Indian ambassador to Washington Nirupama Rao has met a few key senators to find a way out, but so far there is no progress. Some have argued that India could link this to other issues but the Indian industry is largely against starting a tit-for-tat routine and a virtual trade war.
The proposed new bill places an enormous burden on companies that are dependent on H1-B visas – mainly the Indian IT firms. They already suffer under the so-called 50/50 rule – if a company employs more than 50 people and more than 50% of them are on H1-B or L-1 visas, it must pay an additional $2,000 in visa fees, it must attest it has not displaced U.S. workers and doesn’t intend to and that it has made a “good faith” effort to recruit U.S. workers.

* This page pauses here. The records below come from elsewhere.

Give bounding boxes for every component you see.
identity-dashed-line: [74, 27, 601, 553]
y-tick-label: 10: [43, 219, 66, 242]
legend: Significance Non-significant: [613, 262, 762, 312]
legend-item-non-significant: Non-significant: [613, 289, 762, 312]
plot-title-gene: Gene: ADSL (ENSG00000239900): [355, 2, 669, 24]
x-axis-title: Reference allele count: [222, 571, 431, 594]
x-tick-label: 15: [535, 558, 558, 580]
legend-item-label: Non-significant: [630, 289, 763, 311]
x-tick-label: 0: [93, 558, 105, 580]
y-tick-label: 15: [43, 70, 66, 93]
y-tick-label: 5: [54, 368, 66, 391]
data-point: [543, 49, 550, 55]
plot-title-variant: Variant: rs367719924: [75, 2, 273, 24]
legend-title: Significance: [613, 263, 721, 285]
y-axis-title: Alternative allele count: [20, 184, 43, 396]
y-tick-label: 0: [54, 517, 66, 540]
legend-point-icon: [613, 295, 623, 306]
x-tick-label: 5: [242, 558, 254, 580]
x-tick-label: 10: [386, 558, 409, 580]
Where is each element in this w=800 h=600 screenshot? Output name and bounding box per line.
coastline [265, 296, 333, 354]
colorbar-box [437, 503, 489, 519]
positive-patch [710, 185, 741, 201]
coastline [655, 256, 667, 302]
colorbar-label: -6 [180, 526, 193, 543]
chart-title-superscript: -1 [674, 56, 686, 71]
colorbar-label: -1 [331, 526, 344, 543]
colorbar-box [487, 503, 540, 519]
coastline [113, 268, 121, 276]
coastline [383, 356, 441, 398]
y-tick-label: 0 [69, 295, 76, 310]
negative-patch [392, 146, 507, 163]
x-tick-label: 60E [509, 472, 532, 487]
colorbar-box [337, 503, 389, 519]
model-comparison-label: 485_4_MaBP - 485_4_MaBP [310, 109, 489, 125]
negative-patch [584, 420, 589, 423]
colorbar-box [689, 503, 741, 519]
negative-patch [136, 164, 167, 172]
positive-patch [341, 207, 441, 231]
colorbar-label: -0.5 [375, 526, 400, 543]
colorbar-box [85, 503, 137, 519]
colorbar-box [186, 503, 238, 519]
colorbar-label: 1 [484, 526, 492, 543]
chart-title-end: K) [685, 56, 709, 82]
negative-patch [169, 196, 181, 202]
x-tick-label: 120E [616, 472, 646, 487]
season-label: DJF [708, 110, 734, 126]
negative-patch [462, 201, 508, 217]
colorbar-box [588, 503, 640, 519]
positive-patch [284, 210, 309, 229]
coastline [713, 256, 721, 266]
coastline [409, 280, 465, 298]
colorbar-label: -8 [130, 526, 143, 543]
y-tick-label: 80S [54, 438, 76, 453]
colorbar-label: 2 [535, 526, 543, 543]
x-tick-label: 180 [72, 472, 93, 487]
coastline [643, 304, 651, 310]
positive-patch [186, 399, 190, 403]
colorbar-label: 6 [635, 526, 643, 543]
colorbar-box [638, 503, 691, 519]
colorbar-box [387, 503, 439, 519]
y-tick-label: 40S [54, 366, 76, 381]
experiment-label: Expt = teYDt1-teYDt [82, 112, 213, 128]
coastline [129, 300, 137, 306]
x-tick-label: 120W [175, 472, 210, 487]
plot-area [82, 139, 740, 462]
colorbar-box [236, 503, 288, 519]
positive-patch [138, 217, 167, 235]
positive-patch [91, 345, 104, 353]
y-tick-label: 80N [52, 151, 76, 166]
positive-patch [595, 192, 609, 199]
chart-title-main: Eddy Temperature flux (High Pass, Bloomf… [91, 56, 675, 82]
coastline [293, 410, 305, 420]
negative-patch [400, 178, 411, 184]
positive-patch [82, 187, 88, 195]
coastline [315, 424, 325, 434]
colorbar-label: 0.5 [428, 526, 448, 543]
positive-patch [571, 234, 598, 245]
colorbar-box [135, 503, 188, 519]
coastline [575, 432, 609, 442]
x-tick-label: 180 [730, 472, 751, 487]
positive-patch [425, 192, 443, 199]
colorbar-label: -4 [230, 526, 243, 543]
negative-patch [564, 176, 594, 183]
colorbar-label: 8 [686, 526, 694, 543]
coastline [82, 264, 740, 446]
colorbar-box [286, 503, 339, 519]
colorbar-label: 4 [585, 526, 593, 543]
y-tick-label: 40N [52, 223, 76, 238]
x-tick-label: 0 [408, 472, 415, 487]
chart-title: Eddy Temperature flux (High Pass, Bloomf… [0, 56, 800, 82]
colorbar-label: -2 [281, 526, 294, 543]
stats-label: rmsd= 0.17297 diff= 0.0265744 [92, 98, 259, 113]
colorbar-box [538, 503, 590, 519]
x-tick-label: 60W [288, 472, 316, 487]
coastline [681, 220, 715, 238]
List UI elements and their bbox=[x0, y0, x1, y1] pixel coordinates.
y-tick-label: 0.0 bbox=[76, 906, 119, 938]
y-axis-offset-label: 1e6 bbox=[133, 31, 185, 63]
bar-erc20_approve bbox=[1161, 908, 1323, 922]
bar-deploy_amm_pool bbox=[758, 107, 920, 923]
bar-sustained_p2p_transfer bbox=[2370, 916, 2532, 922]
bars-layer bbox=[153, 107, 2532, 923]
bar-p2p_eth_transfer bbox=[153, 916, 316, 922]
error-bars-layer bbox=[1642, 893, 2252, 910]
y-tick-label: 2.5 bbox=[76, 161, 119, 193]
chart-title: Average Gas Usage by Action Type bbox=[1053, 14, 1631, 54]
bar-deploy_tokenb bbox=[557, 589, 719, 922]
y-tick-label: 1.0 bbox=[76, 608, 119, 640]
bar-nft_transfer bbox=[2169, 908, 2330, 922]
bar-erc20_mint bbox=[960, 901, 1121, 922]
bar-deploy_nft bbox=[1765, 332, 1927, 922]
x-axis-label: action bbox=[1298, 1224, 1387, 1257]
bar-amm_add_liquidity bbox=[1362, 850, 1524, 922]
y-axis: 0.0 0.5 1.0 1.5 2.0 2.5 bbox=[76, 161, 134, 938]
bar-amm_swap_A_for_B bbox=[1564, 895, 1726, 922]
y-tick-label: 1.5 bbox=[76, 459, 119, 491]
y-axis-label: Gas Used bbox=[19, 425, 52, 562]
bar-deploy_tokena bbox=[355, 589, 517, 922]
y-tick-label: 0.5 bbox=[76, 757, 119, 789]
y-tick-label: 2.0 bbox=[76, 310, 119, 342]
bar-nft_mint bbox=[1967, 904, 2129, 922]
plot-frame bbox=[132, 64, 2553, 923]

New provisions place restrictions on the number of H1-B or L-1 visas a company can use and raises the visa fee by an additional $5,000 per visa if more than 30% and less than 50% of the company’s employees are dependent on those visas. If a firm has more than 50% of its workforce on H1-B visas, it pays $10,000 per application. The bill also mandates that higher wages be paid according to a complex formula. In addition, all employers would be required to post those jobs on the Department of Labor website and offer them to any U.S. worker who applies and is equally qualified. While restrictions proposed are more onerous, the criteria for starting investigations for alleged violation of visa rules, have been relaxed. Fines have been doubled to as much as $70,000 per violation and the time span for filing complaints increased from one year to two years.
There are two positive provisions: a grace period of 60 days for H1-B workers who lose their job so they don’t become illegal; it gives them a chance to move and find another job. The bill also allows spouses to work if the country from which they come permits the same benefit to U.S. workers.
The National Foundation For American Policy, a Virginia-based think tank focusing on trade and immigration issues, has criticised the bill in a 10-page report. It essentially said the bill would encourage U.S. companies to send more jobs abroad and hire foreign workers in foreign locations, rather than bring more jobs home. The wage formula as proposed would require companies to pay foreign workers a higher wage than a comparable U.S. professional. It is designed to “place foreign nationals out of the job market.”
Under GATS, the U.S. is committed to providing a specific number of work visas. Biswajit Dhar, director-general, Research and Information Systems in India was quoted by The Hindu Business Line as saying that the U.S. cannot “put conditions” on the work visas to be issued to foreigners every year. “We have kept a strict watch on the developments and would take action when required,” Dhar said.
The decision by India on whether to haul the U.S. to the WTO will surely be political and fraught with consequences. But clearly, the strong language by the Gang of Eight shows the bubbling anger on Capitol Hill. It is not solely caused by one issue but a host of trade and bilateral issues, which have not been managed well by New Delhi. The H1-B issue is the last straw for them.